Approximately $28 billion was budgeted for USSOCOM in FY 2010 to meet its needs, which include, but are not limited to, upgrading and expanding aging and overtaxed air fleets; increasing force mobility capability on land, sea, and in the air; developing new weapons systems and adding to the inventory of existing systems; expanding the global training programs that include everything from language and culture programs to security force partnership exercises with other countries; retaining skilled SOF personnel; and training new recruits. The plan validated by the 2006 Quadrennial Defense Review to grow key USSOCOM capabilities in areas like Special Forces, Special Operations Aviation, and Civil Affairs/Psychological Warfare is well under way, with completion scheduled for FY 2013. Additional growth areas, such as expansion of the U.S. Air Force Special Operations Command’s (AFSOC’s) 6th Special Operations Squadron (SOS) FID training, are being examined closely. And there are new and emerging potentials rapidly coming on the scene.
Without question, unmanned combat systems have become a core competency within USSOCOM, which is widely regarded as having done more to embrace this technology than any other entity within DoD. During FY 2009 alone, the 3rd SOS flew more hours with its MQ-1 Predator unmanned aerial vehicles (UAVs) than all the manned flight hours by the rest of AFSOC. 2010 continued this trend, with U.S. Army Special Operations Command (USASOC) standing up its own organic UAV capability with the new MQ-1C Grey Eagle.
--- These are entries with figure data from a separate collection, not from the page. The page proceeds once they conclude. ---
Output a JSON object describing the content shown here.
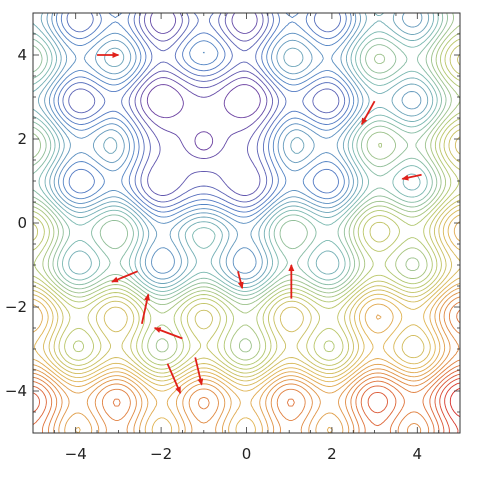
{
  "chart_data": {
    "type": "contour",
    "title": "",
    "xlabel": "",
    "ylabel": "",
    "xlim": [
      -5,
      5
    ],
    "ylim": [
      -5,
      5
    ],
    "x_ticks": [
      {
        "value": -4,
        "label": "−4"
      },
      {
        "value": -2,
        "label": "−2"
      },
      {
        "value": 0,
        "label": "0"
      },
      {
        "value": 2,
        "label": "2"
      },
      {
        "value": 4,
        "label": "4"
      }
    ],
    "y_ticks": [
      {
        "value": 4,
        "label": "4"
      },
      {
        "value": 2,
        "label": "2"
      },
      {
        "value": 0,
        "label": "0"
      },
      {
        "value": -2,
        "label": "−2"
      },
      {
        "value": -4,
        "label": "−4"
      }
    ],
    "minimum": {
      "x": -1,
      "y": 1.9
    },
    "colormap": [
      "#6a3fa0",
      "#4f7fc6",
      "#7ab8b0",
      "#b6c86a",
      "#e0b453",
      "#e07a3c",
      "#d62d2a"
    ],
    "arrow_color": "#e0201a",
    "arrows": [
      {
        "x1": -3.5,
        "y1": 4.0,
        "x2": -3.0,
        "y2": 4.0
      },
      {
        "x1": 3.0,
        "y1": 2.9,
        "x2": 2.7,
        "y2": 2.35
      },
      {
        "x1": 4.1,
        "y1": 1.15,
        "x2": 3.65,
        "y2": 1.05
      },
      {
        "x1": -2.55,
        "y1": -1.15,
        "x2": -3.15,
        "y2": -1.4
      },
      {
        "x1": -0.2,
        "y1": -1.15,
        "x2": -0.1,
        "y2": -1.55
      },
      {
        "x1": 1.05,
        "y1": -1.8,
        "x2": 1.05,
        "y2": -1.0
      },
      {
        "x1": -2.45,
        "y1": -2.4,
        "x2": -2.3,
        "y2": -1.7
      },
      {
        "x1": -1.5,
        "y1": -2.75,
        "x2": -2.15,
        "y2": -2.5
      },
      {
        "x1": -1.85,
        "y1": -3.35,
        "x2": -1.55,
        "y2": -4.05
      },
      {
        "x1": -1.2,
        "y1": -3.2,
        "x2": -1.05,
        "y2": -3.85
      }
    ]
  }
}
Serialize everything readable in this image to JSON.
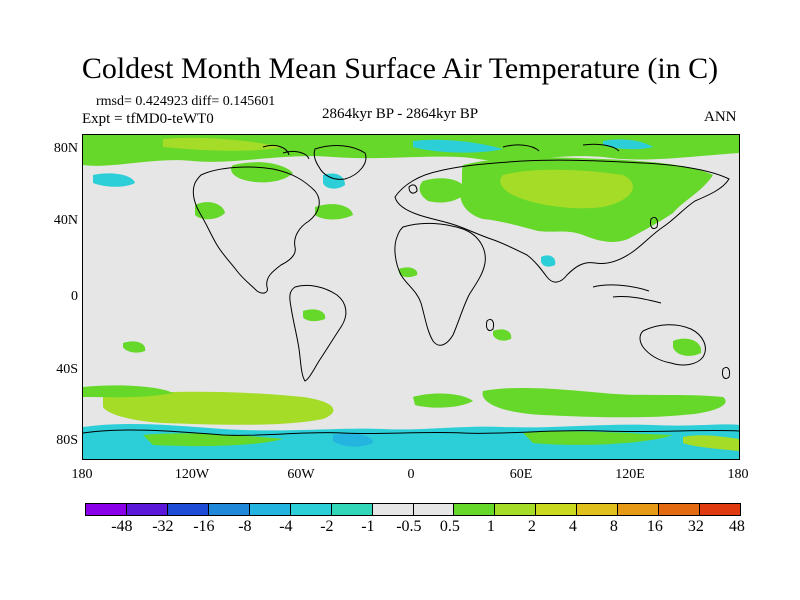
{
  "title": "Coldest Month Mean Surface Air Temperature (in C)",
  "stats": "rmsd= 0.424923  diff= 0.145601",
  "experiment": "Expt = tfMD0-teWT0",
  "period": "2864kyr BP - 2864kyr BP",
  "season": "ANN",
  "y_axis_labels": [
    "80N",
    "40N",
    "0",
    "40S",
    "80S"
  ],
  "x_axis_labels": [
    "180",
    "120W",
    "60W",
    "0",
    "60E",
    "120E",
    "180"
  ],
  "colorbar": {
    "colors": [
      "#8a00e8",
      "#5c18d8",
      "#1f4cd6",
      "#1f88d8",
      "#23b4e0",
      "#2ccfd8",
      "#32d6b8",
      "#e6e6e6",
      "#e6e6e6",
      "#66d82a",
      "#a4dc28",
      "#c8d91e",
      "#e0c01c",
      "#e69a16",
      "#e46a12",
      "#e03a10"
    ],
    "labels": [
      "-48",
      "-32",
      "-16",
      "-8",
      "-4",
      "-2",
      "-1",
      "-0.5",
      "0.5",
      "1",
      "2",
      "4",
      "8",
      "16",
      "32",
      "48"
    ]
  },
  "anomaly_colors": {
    "background": "#e6e6e6",
    "light_cyan": "#2ccfd8",
    "cyan": "#23b4e0",
    "green": "#66d82a",
    "yellow_green": "#a4dc28"
  }
}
Initially assigned as a part of the 160th SOAR, the Grey Eagle has greatly improved capabilities over the MQ-1 Predator, including a greater ordnance load and operating altitude. Other USSOCOM UAV plans include fielding the new MQ-9 Reaper heavy UAV in the near future.
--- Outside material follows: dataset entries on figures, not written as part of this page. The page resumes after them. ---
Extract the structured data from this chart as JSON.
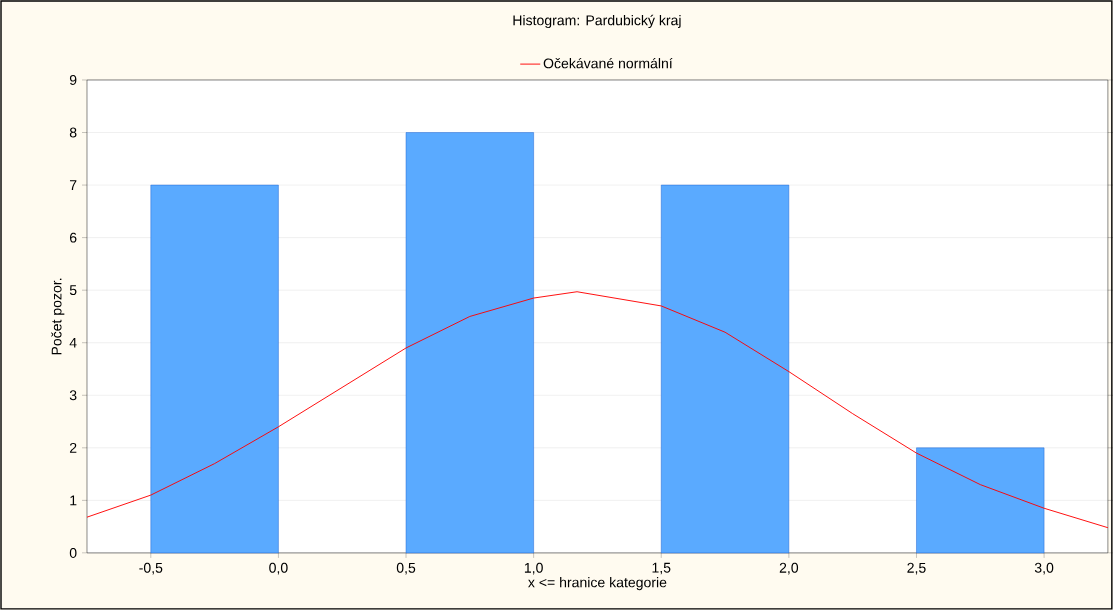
{
  "chart_data": {
    "type": "histogram",
    "title": "Histogram: Pardubický kraj",
    "xlabel": "x <= hranice kategorie",
    "ylabel": "Počet pozor.",
    "bins": [
      -0.5,
      0,
      0.5,
      1,
      1.5,
      2,
      2.5,
      3
    ],
    "values": [
      7,
      0,
      8,
      0,
      7,
      0,
      2
    ],
    "color": "#5aaaff",
    "series": [
      {
        "type": "line",
        "name": "Očekávané normální",
        "color": "#ff0000",
        "x": [
          -0.75,
          -0.5,
          -0.25,
          0,
          0.25,
          0.5,
          0.75,
          1.0,
          1.17,
          1.5,
          1.75,
          2.0,
          2.25,
          2.5,
          2.75,
          3.0,
          3.25
        ],
        "values": [
          0.68,
          1.1,
          1.7,
          2.4,
          3.15,
          3.9,
          4.5,
          4.85,
          4.97,
          4.7,
          4.2,
          3.45,
          2.65,
          1.9,
          1.3,
          0.85,
          0.48
        ]
      }
    ],
    "xlim": [
      -0.75,
      3.25
    ],
    "ylim": [
      0,
      9
    ],
    "xticks": [
      {
        "value": -0.5,
        "label": "-0,5"
      },
      {
        "value": 0,
        "label": "0,0"
      },
      {
        "value": 0.5,
        "label": "0,5"
      },
      {
        "value": 1,
        "label": "1,0"
      },
      {
        "value": 1.5,
        "label": "1,5"
      },
      {
        "value": 2,
        "label": "2,0"
      },
      {
        "value": 2.5,
        "label": "2,5"
      },
      {
        "value": 3,
        "label": "3,0"
      }
    ],
    "yticks": [
      0,
      1,
      2,
      3,
      4,
      5,
      6,
      7,
      8,
      9
    ],
    "grid": "y",
    "legend": "top"
  }
}
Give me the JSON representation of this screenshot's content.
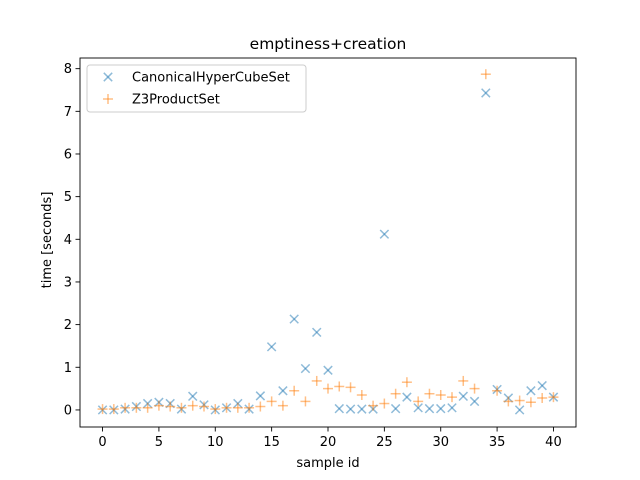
{
  "chart_data": {
    "type": "scatter",
    "title": "emptiness+creation",
    "xlabel": "sample id",
    "ylabel": "time [seconds]",
    "xlim": [
      -2,
      42
    ],
    "ylim": [
      -0.4,
      8.25
    ],
    "xticks": [
      0,
      5,
      10,
      15,
      20,
      25,
      30,
      35,
      40
    ],
    "yticks": [
      0,
      1,
      2,
      3,
      4,
      5,
      6,
      7,
      8
    ],
    "legend_position": "top-left",
    "series": [
      {
        "name": "CanonicalHyperCubeSet",
        "marker": "x",
        "color": "#1f77b4",
        "x": [
          0,
          1,
          2,
          3,
          4,
          5,
          6,
          7,
          8,
          9,
          10,
          11,
          12,
          13,
          14,
          15,
          16,
          17,
          18,
          19,
          20,
          21,
          22,
          23,
          24,
          25,
          26,
          27,
          28,
          29,
          30,
          31,
          32,
          33,
          34,
          35,
          36,
          37,
          38,
          39,
          40
        ],
        "y": [
          0.0,
          0.0,
          0.02,
          0.08,
          0.15,
          0.18,
          0.15,
          0.02,
          0.32,
          0.12,
          0.0,
          0.05,
          0.15,
          0.02,
          0.33,
          1.48,
          0.45,
          2.13,
          0.97,
          1.82,
          0.93,
          0.03,
          0.02,
          0.02,
          0.02,
          4.12,
          0.03,
          0.3,
          0.05,
          0.03,
          0.03,
          0.05,
          0.32,
          0.2,
          7.43,
          0.48,
          0.28,
          0.0,
          0.45,
          0.57,
          0.3
        ]
      },
      {
        "name": "Z3ProductSet",
        "marker": "+",
        "color": "#ff7f0e",
        "x": [
          0,
          1,
          2,
          3,
          4,
          5,
          6,
          7,
          8,
          9,
          10,
          11,
          12,
          13,
          14,
          15,
          16,
          17,
          18,
          19,
          20,
          21,
          22,
          23,
          24,
          25,
          26,
          27,
          28,
          29,
          30,
          31,
          32,
          33,
          34,
          35,
          36,
          37,
          38,
          39,
          40
        ],
        "y": [
          0.02,
          0.02,
          0.05,
          0.05,
          0.05,
          0.1,
          0.08,
          0.05,
          0.1,
          0.08,
          0.02,
          0.05,
          0.05,
          0.05,
          0.08,
          0.2,
          0.1,
          0.45,
          0.2,
          0.68,
          0.5,
          0.55,
          0.53,
          0.35,
          0.1,
          0.15,
          0.38,
          0.65,
          0.2,
          0.38,
          0.35,
          0.3,
          0.68,
          0.5,
          7.87,
          0.45,
          0.2,
          0.22,
          0.18,
          0.28,
          0.3
        ]
      }
    ]
  }
}
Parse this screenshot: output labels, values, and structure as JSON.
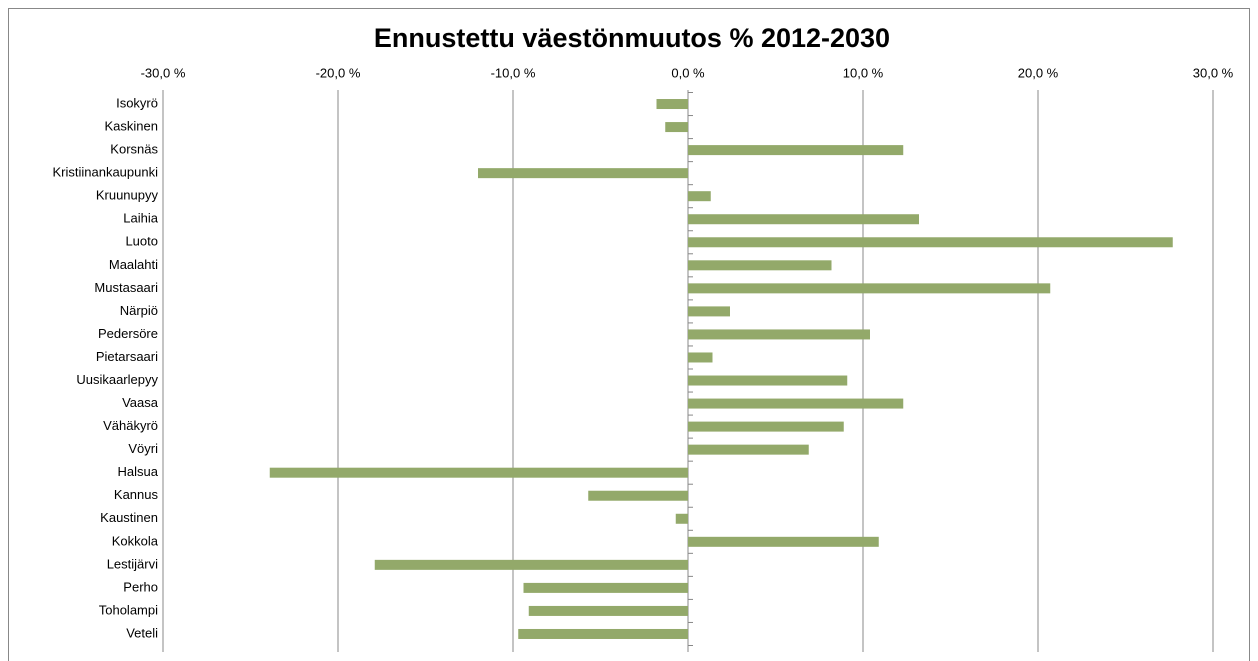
{
  "chart_data": {
    "type": "hbar",
    "title": "Ennustettu väestönmuutos % 2012-2030",
    "categories": [
      "Isokyrö",
      "Kaskinen",
      "Korsnäs",
      "Kristiinankaupunki",
      "Kruunupyy",
      "Laihia",
      "Luoto",
      "Maalahti",
      "Mustasaari",
      "Närpiö",
      "Pedersöre",
      "Pietarsaari",
      "Uusikaarlepyy",
      "Vaasa",
      "Vähäkyrö",
      "Vöyri",
      "Halsua",
      "Kannus",
      "Kaustinen",
      "Kokkola",
      "Lestijärvi",
      "Perho",
      "Toholampi",
      "Veteli"
    ],
    "values": [
      -1.8,
      -1.3,
      12.3,
      -12.0,
      1.3,
      13.2,
      27.7,
      8.2,
      20.7,
      2.4,
      10.4,
      1.4,
      9.1,
      12.3,
      8.9,
      6.9,
      -23.9,
      -5.7,
      -0.7,
      10.9,
      -17.9,
      -9.4,
      -9.1,
      -9.7
    ],
    "color": "#93a96a",
    "xlim": [
      -30,
      30
    ],
    "xticks": [
      {
        "value": -30,
        "label": "-30,0 %"
      },
      {
        "value": -20,
        "label": "-20,0 %"
      },
      {
        "value": -10,
        "label": "-10,0 %"
      },
      {
        "value": 0,
        "label": "0,0 %"
      },
      {
        "value": 10,
        "label": "10,0 %"
      },
      {
        "value": 20,
        "label": "20,0 %"
      },
      {
        "value": 30,
        "label": "30,0 %"
      }
    ],
    "grid": true
  }
}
Finally, there is the matter of future leadership, which has always been a SOF priority. Since its inception following the passage of the Goldwater-Nichols and Nunn-Cohen legislation in the 1980s, USSOCOM has been blessed with some of the finest leadership of any of the armed services within DoD. Thus, the recent appointments of new military and civilian leadership for USSOCOM are both welcome and worth noting. Following the promotion of Assistant Secretary of Defense for Special Operations and Low Intensity Conflict (ASDSOLIC) Michael Vickers to head DoD’s intelligence agencies, President Barack Obama has nominated Michael Sheehan, a former Green Beret, to the top SOF civilian post in the Pentagon. And with the news that Olson is planning to retire in 2011, Lt. Gen. David P. Fridovich, USA, will be nominated to take over command at USSOCOM. Along with a strong bench of leaders honed over a decade of war since 9/11, USSOCOM looks ready to continue its fight into the next decade and beyond.